|
Post by Aqualung55 on Sept 17, 2009 13:02:45 GMT
Last month, I was alerted to the fact that Terry Reid was playing a gig in his hometown Huntingdon, and though I'm a St. Helens lad, I have lived in Huntingdon since 1987. I had heard of Terry Reid but not really made the effort to learn more about him.
I am glad I did. He not only turned down the chance to jojn what was to become Led Zeppelin - recommending John Bonham and Robert Plant to boot, but also turned down Deep Purple. Then again, when you get offered the support gig to The Rolling Stones on a US tour whilst still in your teens, it is perhaps no surprise.
So having done a bit of research, I duly shelled out a tenner, and what a piece of good business that was. He is simply one of the best vocalists - still, at 59 - I have heard. He oozes soul and passion, and I have now treated myself to a few albums. He supported early Tull gigs, by the way.
Why this man was never a major success I will never know.
Anyone else share this view?
Ste
|
|
|
Post by maddogfagin on Sept 17, 2009 17:10:47 GMT
Why this man was never a major success I will never know. Saw him many moons ago and concur with your thoughts. Maybe he wasn't "flavour of the month" or he needed to play his own music, is very much open to question.
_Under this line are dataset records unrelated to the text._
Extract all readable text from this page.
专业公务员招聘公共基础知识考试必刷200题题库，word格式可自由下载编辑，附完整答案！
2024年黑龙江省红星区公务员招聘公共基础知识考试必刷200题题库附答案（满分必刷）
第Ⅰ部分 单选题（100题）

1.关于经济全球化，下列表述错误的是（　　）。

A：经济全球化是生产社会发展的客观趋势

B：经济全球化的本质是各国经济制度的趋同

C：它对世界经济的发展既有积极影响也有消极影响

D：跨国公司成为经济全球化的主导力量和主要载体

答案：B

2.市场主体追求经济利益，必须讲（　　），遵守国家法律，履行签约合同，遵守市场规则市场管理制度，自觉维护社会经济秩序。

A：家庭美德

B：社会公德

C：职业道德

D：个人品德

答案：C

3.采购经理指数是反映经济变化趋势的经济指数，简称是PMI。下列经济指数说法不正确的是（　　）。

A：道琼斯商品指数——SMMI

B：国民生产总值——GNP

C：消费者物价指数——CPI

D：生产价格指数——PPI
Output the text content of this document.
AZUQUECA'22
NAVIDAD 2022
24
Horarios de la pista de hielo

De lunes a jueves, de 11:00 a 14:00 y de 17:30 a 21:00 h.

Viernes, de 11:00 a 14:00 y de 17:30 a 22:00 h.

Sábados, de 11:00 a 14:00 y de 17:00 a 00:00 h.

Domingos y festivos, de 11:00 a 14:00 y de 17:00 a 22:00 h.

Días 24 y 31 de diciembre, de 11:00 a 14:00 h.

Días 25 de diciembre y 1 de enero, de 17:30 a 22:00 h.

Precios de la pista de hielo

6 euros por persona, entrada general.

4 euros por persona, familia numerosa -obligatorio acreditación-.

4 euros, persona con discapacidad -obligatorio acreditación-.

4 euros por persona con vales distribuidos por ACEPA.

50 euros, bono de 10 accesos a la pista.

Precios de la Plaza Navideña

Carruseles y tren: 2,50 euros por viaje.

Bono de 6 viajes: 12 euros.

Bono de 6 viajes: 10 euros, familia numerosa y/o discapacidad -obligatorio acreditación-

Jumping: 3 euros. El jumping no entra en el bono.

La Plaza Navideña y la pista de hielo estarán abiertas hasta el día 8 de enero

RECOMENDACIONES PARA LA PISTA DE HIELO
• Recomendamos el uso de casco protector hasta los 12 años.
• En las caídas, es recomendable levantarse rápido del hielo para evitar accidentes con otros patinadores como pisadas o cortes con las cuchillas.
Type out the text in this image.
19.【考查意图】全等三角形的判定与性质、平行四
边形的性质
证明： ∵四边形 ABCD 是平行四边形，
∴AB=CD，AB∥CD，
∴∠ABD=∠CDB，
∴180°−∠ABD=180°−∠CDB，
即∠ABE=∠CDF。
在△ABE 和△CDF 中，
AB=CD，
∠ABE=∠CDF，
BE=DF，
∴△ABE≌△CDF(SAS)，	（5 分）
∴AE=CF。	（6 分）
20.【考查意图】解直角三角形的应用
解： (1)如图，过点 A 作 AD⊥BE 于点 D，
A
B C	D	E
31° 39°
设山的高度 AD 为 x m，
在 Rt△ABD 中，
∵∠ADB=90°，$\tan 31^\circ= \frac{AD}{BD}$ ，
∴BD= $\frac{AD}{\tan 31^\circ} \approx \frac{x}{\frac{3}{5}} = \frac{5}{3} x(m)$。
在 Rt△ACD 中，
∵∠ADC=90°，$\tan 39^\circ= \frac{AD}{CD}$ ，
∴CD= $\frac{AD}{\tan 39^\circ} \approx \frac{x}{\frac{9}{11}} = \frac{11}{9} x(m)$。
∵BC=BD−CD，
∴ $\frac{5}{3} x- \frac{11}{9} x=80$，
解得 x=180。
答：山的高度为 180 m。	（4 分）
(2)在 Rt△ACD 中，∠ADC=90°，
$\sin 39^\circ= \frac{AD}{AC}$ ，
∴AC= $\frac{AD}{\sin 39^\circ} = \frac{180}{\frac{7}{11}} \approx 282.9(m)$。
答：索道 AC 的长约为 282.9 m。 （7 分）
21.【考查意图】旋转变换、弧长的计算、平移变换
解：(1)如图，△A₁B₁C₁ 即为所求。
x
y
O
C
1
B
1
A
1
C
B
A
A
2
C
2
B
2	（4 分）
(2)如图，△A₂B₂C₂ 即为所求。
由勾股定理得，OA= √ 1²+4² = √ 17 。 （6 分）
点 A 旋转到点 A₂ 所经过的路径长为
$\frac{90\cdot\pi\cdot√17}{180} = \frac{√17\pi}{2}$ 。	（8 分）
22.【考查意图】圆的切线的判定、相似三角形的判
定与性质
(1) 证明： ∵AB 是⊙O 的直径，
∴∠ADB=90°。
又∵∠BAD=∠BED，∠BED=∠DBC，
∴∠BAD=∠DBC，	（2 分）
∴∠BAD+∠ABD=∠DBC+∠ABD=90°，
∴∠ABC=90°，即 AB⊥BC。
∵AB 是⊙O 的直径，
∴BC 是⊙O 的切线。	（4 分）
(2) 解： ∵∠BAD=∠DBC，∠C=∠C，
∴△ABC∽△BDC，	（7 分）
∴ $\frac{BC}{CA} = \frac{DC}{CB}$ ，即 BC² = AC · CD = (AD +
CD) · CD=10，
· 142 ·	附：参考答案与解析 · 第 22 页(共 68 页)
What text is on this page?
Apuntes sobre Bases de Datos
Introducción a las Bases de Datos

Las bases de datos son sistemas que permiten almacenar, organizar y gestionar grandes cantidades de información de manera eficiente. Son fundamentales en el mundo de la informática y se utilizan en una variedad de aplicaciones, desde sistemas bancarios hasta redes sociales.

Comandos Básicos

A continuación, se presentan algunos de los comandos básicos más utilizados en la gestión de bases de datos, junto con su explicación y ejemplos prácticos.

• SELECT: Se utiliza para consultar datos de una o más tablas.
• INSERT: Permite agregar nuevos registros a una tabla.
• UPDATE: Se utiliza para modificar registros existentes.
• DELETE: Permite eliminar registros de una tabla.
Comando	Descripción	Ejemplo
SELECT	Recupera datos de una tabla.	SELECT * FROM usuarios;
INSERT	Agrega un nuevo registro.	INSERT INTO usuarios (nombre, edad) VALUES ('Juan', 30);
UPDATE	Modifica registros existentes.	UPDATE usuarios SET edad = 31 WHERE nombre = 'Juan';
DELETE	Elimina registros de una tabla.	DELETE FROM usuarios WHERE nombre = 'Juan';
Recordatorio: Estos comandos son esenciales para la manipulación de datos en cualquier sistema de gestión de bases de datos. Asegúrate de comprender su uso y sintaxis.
Very underrated but I'm glad he's still performing.
|
|
|
Post by Aqualung55 on Dec 15, 2009 13:16:23 GMT
If you are on Facebook, try to join the page for fans of Shine, a French bunch who coaxed Terry into the studio this year. High time he was asked to support Tull again!
|
|
|
Post by maddogfagin on Apr 19, 2019 6:46:35 GMT
www.chicagoreader.com/chicago/should-have-been-british-rock-legend-terry-reid-plays-a-rare-chicago-show/Content?oid=69708714Should-have-been British rock legend Terry Reid plays a rare Chicago show By Steve Krakow April 18, 2019 Terry Reid with Railheart Thu 4/25, 8 PM, SPACE, 1245 Chicago Ave., Evanston, $18, all-ages“There are only three things happening in England,” Aretha Franklin was quoted as saying in 1968. “The Rolling Stones, the Beatles, and Terry Reid.” Few have had careers as simultaneously high-flying and underappreciated as Reid’s. One of rock’s greatest vocalists, he began singing as a teen with R&B bands, including Peter Jay & the Jaywalkers, who supported the Stones in 1966, leading Graham Nash to score them a record deal with Columbia. Reid then signed with pop Svengali Mickie Most (Donovan, Herman’s Hermits) for two solo albums and embarked on a U.S. tour with Cream in 1968. Things got really heavy when Jimmy Page famously asked Reid to join his band the New Yardbirds. Already committed to opening a Stones tour, Reid recommended a singer from the Band of Joy, whom he’d recently seen play: Robert Plant. He also put in a good word for the group’s drummer, John Bonham. The New Yardbirds became Led Zeppelin, and Reid returned to the road with Fleetwood Mac and Jethro Tull. He joined the Stones again on the tour that culminated in the disastrous Altamont show in 1969, though he missed that particular date. In 1969 Reid also turned down an offer to front Deep Purple, and in his own work he began to drift away from rock conventions—marking the beginning of what many consider his career peak. Reid’s third solo album, 1973’s River, sold poorly at the time but is now recognized as a genre-defying rural/psychedelic/jazz/folk/soul/Latin-tinged classic on par with Van Morrison’s Astral Weeks. His next LP, the Graham Nash-produced Seed of Memory, was on a similar plane, but ABC Records filed for bankruptcy the week it was released and the album ended up buried in time. Since then, the only new material Reid has released has been 1979’s soul-rockin’ Rogue Waves and 1991’s new-wave-influenced The Driver. His live appearances have been even more sporadic. The most recent time the 69-year-old Reid played Chicago was more than a decade ago—so if you want to see a true legend, who in some parallel universe is doubtless as big as the rock stars he’s been associated with, this might be your last chance.